May 07, 2007

White nationalists among us

A Look at the Forces Behind the Anti-Immigrant MovementNow, a point I want to make about this movement is that their ideas did not come from a vacuum, and they're not necessarily a rational response to a crisis. They come from the white nationalist movement, a movement that seeks to maintain what they consider the white character of the United States. You know, in 2005 I attended the largest white nationalist conference, the American Renaissance Conference. After passing through an FBI cordon, I met in the lobby with David Duke, the former Ku Klux Klan leader, who, you know, for all his flaws, is a master of PR. And we talked about his days in the late ’70s trying to, you know, refine the image of the Ku Klux Klan.

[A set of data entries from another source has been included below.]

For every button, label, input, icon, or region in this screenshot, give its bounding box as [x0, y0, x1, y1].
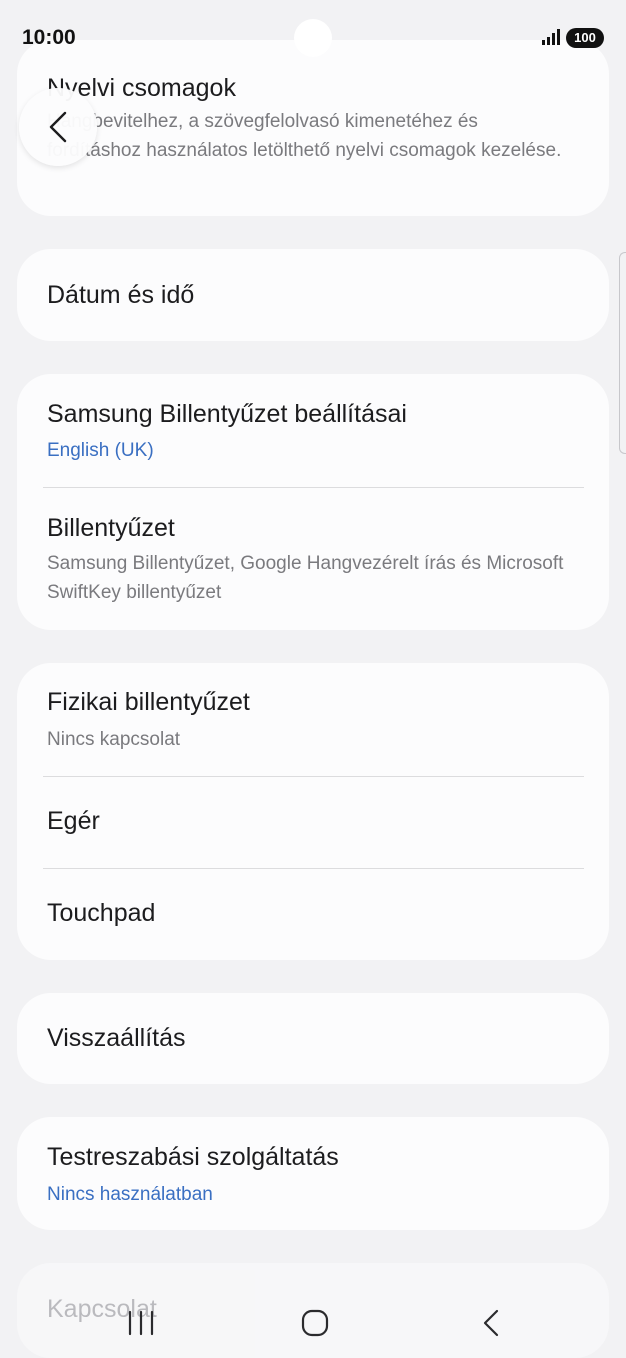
navigation-bar	[0, 1280, 626, 1358]
customization-item[interactable]: Testreszabási szolgáltatás Nincs használ…	[17, 1117, 609, 1230]
samsung-keyboard-value: English (UK)	[47, 440, 154, 461]
scrollbar[interactable]	[619, 252, 626, 454]
physical-keyboard-title: Fizikai billentyűzet	[47, 688, 250, 716]
status-bar: 10:00 100	[0, 0, 626, 70]
physical-keyboard-value: Nincs kapcsolat	[47, 729, 181, 750]
mouse-item[interactable]: Egér	[17, 777, 609, 868]
date-time-item[interactable]: Dátum és idő	[17, 249, 609, 341]
keyboard-subtitle: Samsung Billentyűzet, Google Hangvezérel…	[47, 553, 564, 603]
status-time: 10:00	[22, 26, 76, 49]
customization-title: Testreszabási szolgáltatás	[47, 1143, 339, 1171]
reset-item[interactable]: Visszaállítás	[17, 993, 609, 1084]
back-icon[interactable]	[480, 1308, 502, 1338]
recents-icon[interactable]	[126, 1310, 156, 1336]
input-devices-card: Fizikai billentyűzet Nincs kapcsolat Egé…	[17, 663, 609, 960]
samsung-keyboard-settings-item[interactable]: Samsung Billentyűzet beállításai English…	[17, 374, 609, 488]
settings-screen: 10:00 100 Nyelvi csomagok Hangbevitelhez…	[0, 0, 626, 1358]
back-button[interactable]	[19, 88, 97, 166]
touchpad-title: Touchpad	[47, 899, 156, 927]
customization-value: Nincs használatban	[47, 1184, 213, 1205]
chevron-left-icon	[49, 111, 67, 143]
battery-indicator: 100	[566, 28, 604, 48]
home-icon[interactable]	[300, 1308, 330, 1338]
samsung-keyboard-title: Samsung Billentyűzet beállításai	[47, 400, 407, 428]
date-time-card[interactable]: Dátum és idő	[17, 249, 609, 341]
date-time-title: Dátum és idő	[47, 281, 195, 309]
keyboard-title: Billentyűzet	[47, 514, 175, 542]
reset-title: Visszaállítás	[47, 1024, 186, 1052]
camera-cutout	[294, 19, 332, 57]
signal-bars-icon	[542, 29, 560, 45]
keyboard-item[interactable]: Billentyűzet Samsung Billentyűzet, Googl…	[17, 488, 609, 630]
touchpad-item[interactable]: Touchpad	[17, 869, 609, 960]
physical-keyboard-item[interactable]: Fizikai billentyűzet Nincs kapcsolat	[17, 663, 609, 776]
language-packs-subtitle: Hangbevitelhez, a szövegfelolvasó kimene…	[47, 111, 562, 161]
mouse-title: Egér	[47, 807, 100, 835]
customization-card[interactable]: Testreszabási szolgáltatás Nincs használ…	[17, 1117, 609, 1230]
keyboard-card: Samsung Billentyűzet beállításai English…	[17, 374, 609, 630]
reset-card[interactable]: Visszaállítás	[17, 993, 609, 1084]
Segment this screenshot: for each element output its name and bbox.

And he said, “You know, people called me crazy then for what I said about immigration, but I sound like every Republican today, and a lot of Democrats, and no one gives me any credit for that. And not only that, I conducted the first civilian border patrol.” Indeed, in 1979 David Duke drove around in a car marked “Klan Border Watch” looking for undocumented immigrants on the border, and he was pursued by about forty reporters.

This was an enormous PR coup for the Ku Klux Klan, and it’s been copied by grassroots pressure groups like the Minutemen, who--they're adopting specifically a white nationalist strategy from the Ku Klux Klan, and they're working closely with these think tanks which I just mentioned and the politicians who I just mentioned, and they have moved from the border to towns nearby, like Hempstead, and what they're doing is carrying out protests and vigilante action against day laborers. And this movement is growing more extreme at the grassroots, at the same time more influential in the mainstream.
Comment:  These are the same people who advocate English-only policies and oppose tribal sovereignty.